Be sure to read the sidebar "Many Enterprises Aren't Giving Back." There's still a lot of concern over intellectual property. I've seen a lot of corporate software -- it's not that good. Most companies that are wringing their hands over losing control of their trade secrets should really be wringing their hands because their in-house software won't measure up to open-source standards.

I like this other quote: 'Five years ago, the South Carolina government was "considering writing a policy to prohibit or at least 'control' open source".' I like the "Must Control Open Source" feeling that IT leadership has. Without this mysterious "control", the organization could be swamped by software it didn't write. How's that different from being swamped by software products that involve contracts and fees? And requires Patch Tuesday?

Agility

SD Times has two articles on Agile methods. Both on the front page of a print publication. That's how you know the technique has "arrived".

First, there's "VersionOne survey finds agile knowledge and use on the rise". My favorite quote: "Interestingly, management support, the ability to change organizational culture and general resistance to change, remained at the forefronts of participants’ minds when indicating barriers to further agile adoption." I like the management barriers. I like it when management tries to exert more 'control' over a process (like software creation) that's so poorly understood.
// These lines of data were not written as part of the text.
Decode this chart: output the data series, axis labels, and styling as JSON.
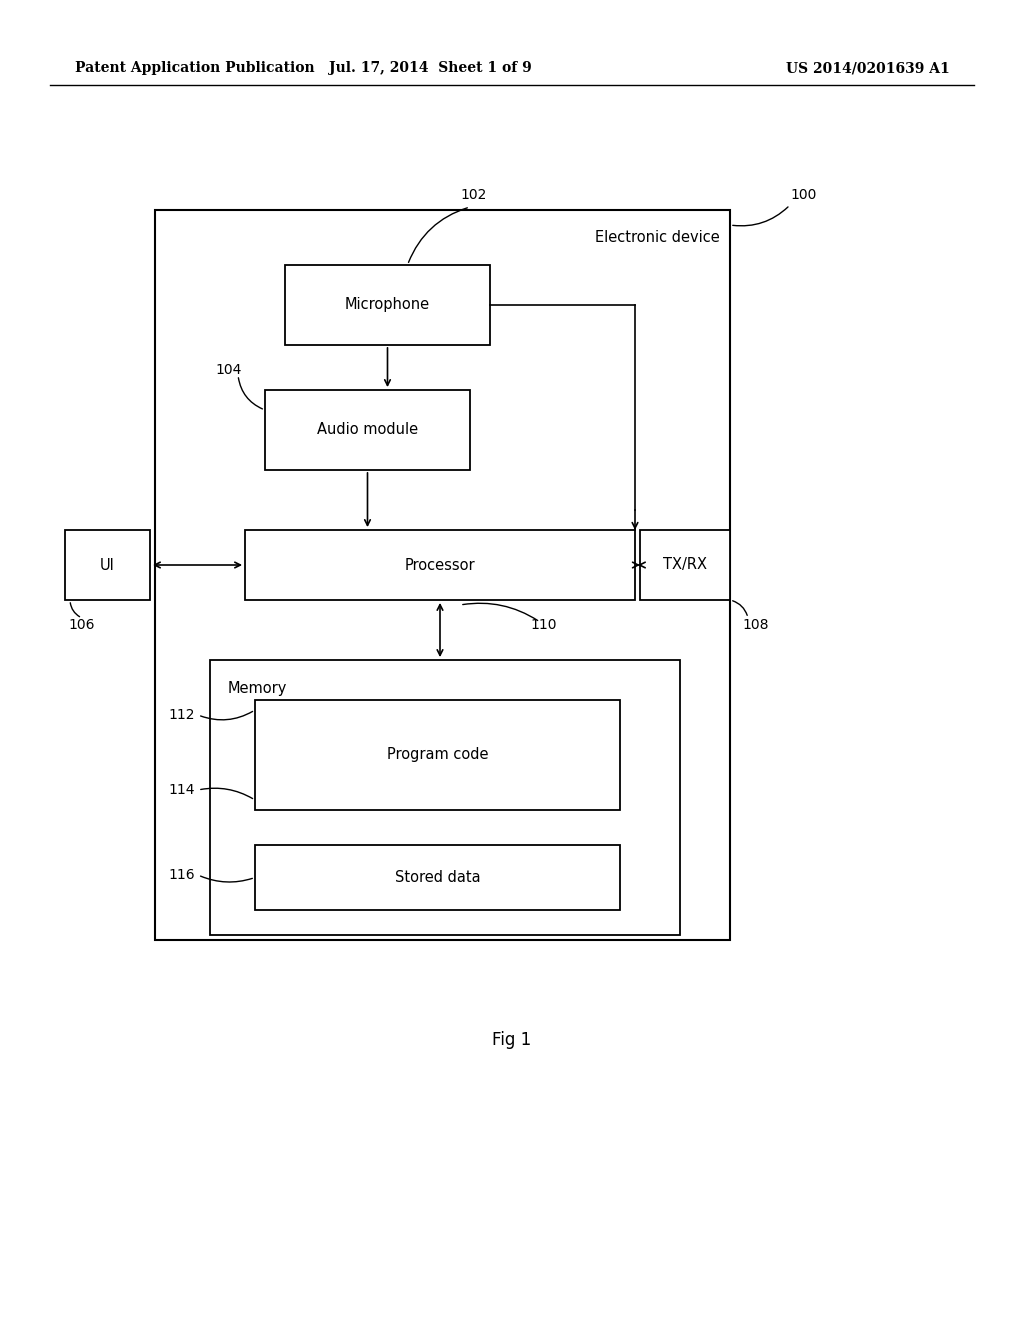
{
  "bg_color": "#ffffff",
  "header_left": "Patent Application Publication",
  "header_mid": "Jul. 17, 2014  Sheet 1 of 9",
  "header_right": "US 2014/0201639 A1",
  "fig_label": "Fig 1"
}
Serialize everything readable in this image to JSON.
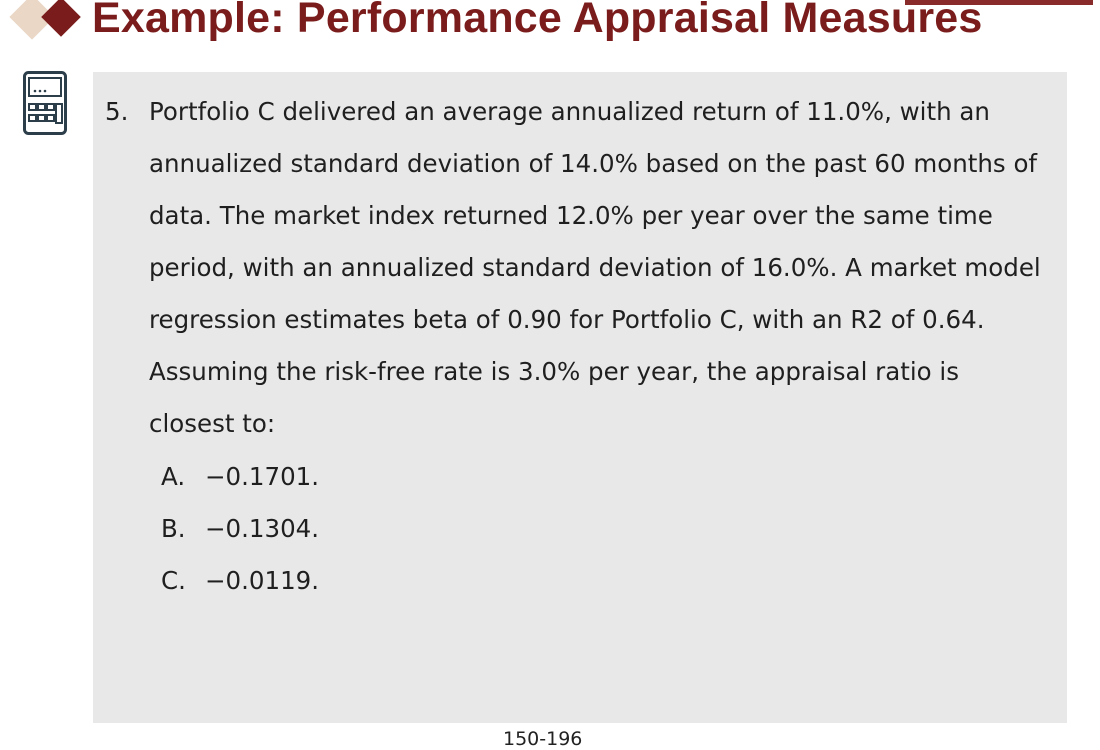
{
  "slide": {
    "title": "Example: Performance Appraisal Measures",
    "page_number": "150-196"
  },
  "question": {
    "number": "5.",
    "text": "Portfolio C delivered an average annualized return of 11.0%, with an annualized standard deviation of 14.0% based on the past 60 months of data. The market index returned 12.0% per year over the same time period, with an annualized standard deviation of 16.0%. A market model regression estimates beta of 0.90 for Portfolio C, with an R2 of 0.64. Assuming the risk-free rate is 3.0% per year, the appraisal ratio is closest to:",
    "options": [
      {
        "letter": "A.",
        "value": "−0.1701."
      },
      {
        "letter": "B.",
        "value": "−0.1304."
      },
      {
        "letter": "C.",
        "value": "−0.0119."
      }
    ]
  },
  "icons": {
    "header": [
      "diamond-bullet-icon",
      "diamond-bullet-icon"
    ],
    "side": "calculator-icon"
  },
  "colors": {
    "title": "#7b1c1c",
    "accent_light": "#ead7c5",
    "panel_bg": "#e8e8e8",
    "text": "#1f1f1f"
  }
}
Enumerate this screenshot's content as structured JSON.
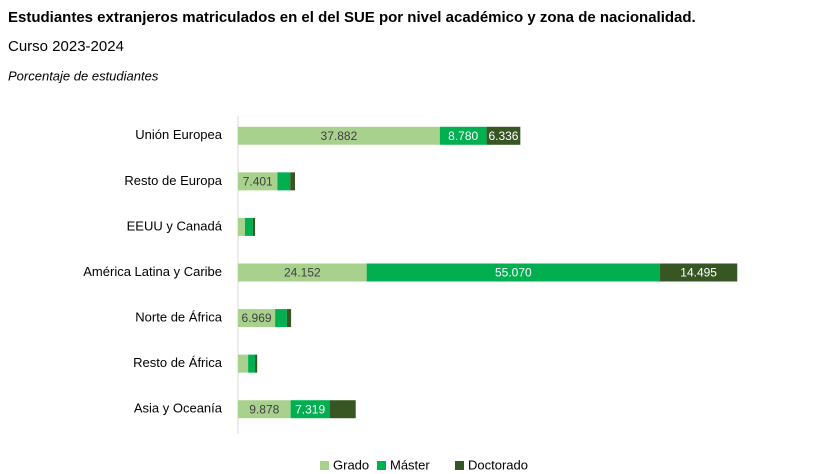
{
  "chart_data": {
    "type": "stacked-bar-horizontal",
    "title": "Estudiantes extranjeros matriculados en el del SUE por nivel académico y zona de nacionalidad.",
    "subtitle": "Curso 2023-2024",
    "note": "Porcentaje de estudiantes",
    "categories": [
      "Unión Europea",
      "Resto de Europa",
      "EEUU y Canadá",
      "América Latina y Caribe",
      "Norte de África",
      "Resto de África",
      "Asia y Oceanía"
    ],
    "xlim": [
      0,
      110000
    ],
    "series": [
      {
        "name": "Grado",
        "color": "#a9d18e",
        "values": [
          37882,
          7401,
          1300,
          24152,
          6969,
          1900,
          9878
        ],
        "value_labels": [
          "37.882",
          "7.401",
          null,
          "24.152",
          "6.969",
          null,
          "9.878"
        ]
      },
      {
        "name": "Máster",
        "color": "#00b050",
        "values": [
          8780,
          2400,
          1500,
          55070,
          2200,
          1300,
          7319
        ],
        "value_labels": [
          "8.780",
          null,
          null,
          "55.070",
          null,
          null,
          "7.319"
        ]
      },
      {
        "name": "Doctorado",
        "color": "#375623",
        "values": [
          6336,
          900,
          400,
          14495,
          800,
          400,
          4900
        ],
        "value_labels": [
          "6.336",
          null,
          null,
          "14.495",
          null,
          null,
          null
        ]
      }
    ],
    "legend": "bottom"
  }
}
Here's the companion piece, "For agile success, leaders must let teams loose". This is all good advice. Particularly, this: '"It’s hard to not command and control, but leadership is not about managing work. It’s about creating a capable organization that can manage work," [Rick Simmons] added.'

If you're micro-managing, you're not building an organization. Excellent advice. However, tell that to the financial control crowd.

Budgets and "Control"

Finally, be sure to read this by Frank Hayes in ComputerWorld: "Big Projects, Done Small". Here are the relevant quotes: "The logical conclusion: We should break up all IT projects into sub-million-dollar pieces." "The political reality: Everybody wants multimillion-dollar behemoths." "...huge projects get big political support."

In short, Agile is the right thing to do until you're trying to get approval. Bottom line: use Agile methods. But for purposes of pandering to executives who want to see large numbers with lots of zeroes, it's often necessary to write giant project "plans" that you don't actually use.

Go ahead, write waterfall plans. Don't feel guilty or conflicted. Some folks won't catch up with Agility because they think "Control" is better. Pander to them. It's okay.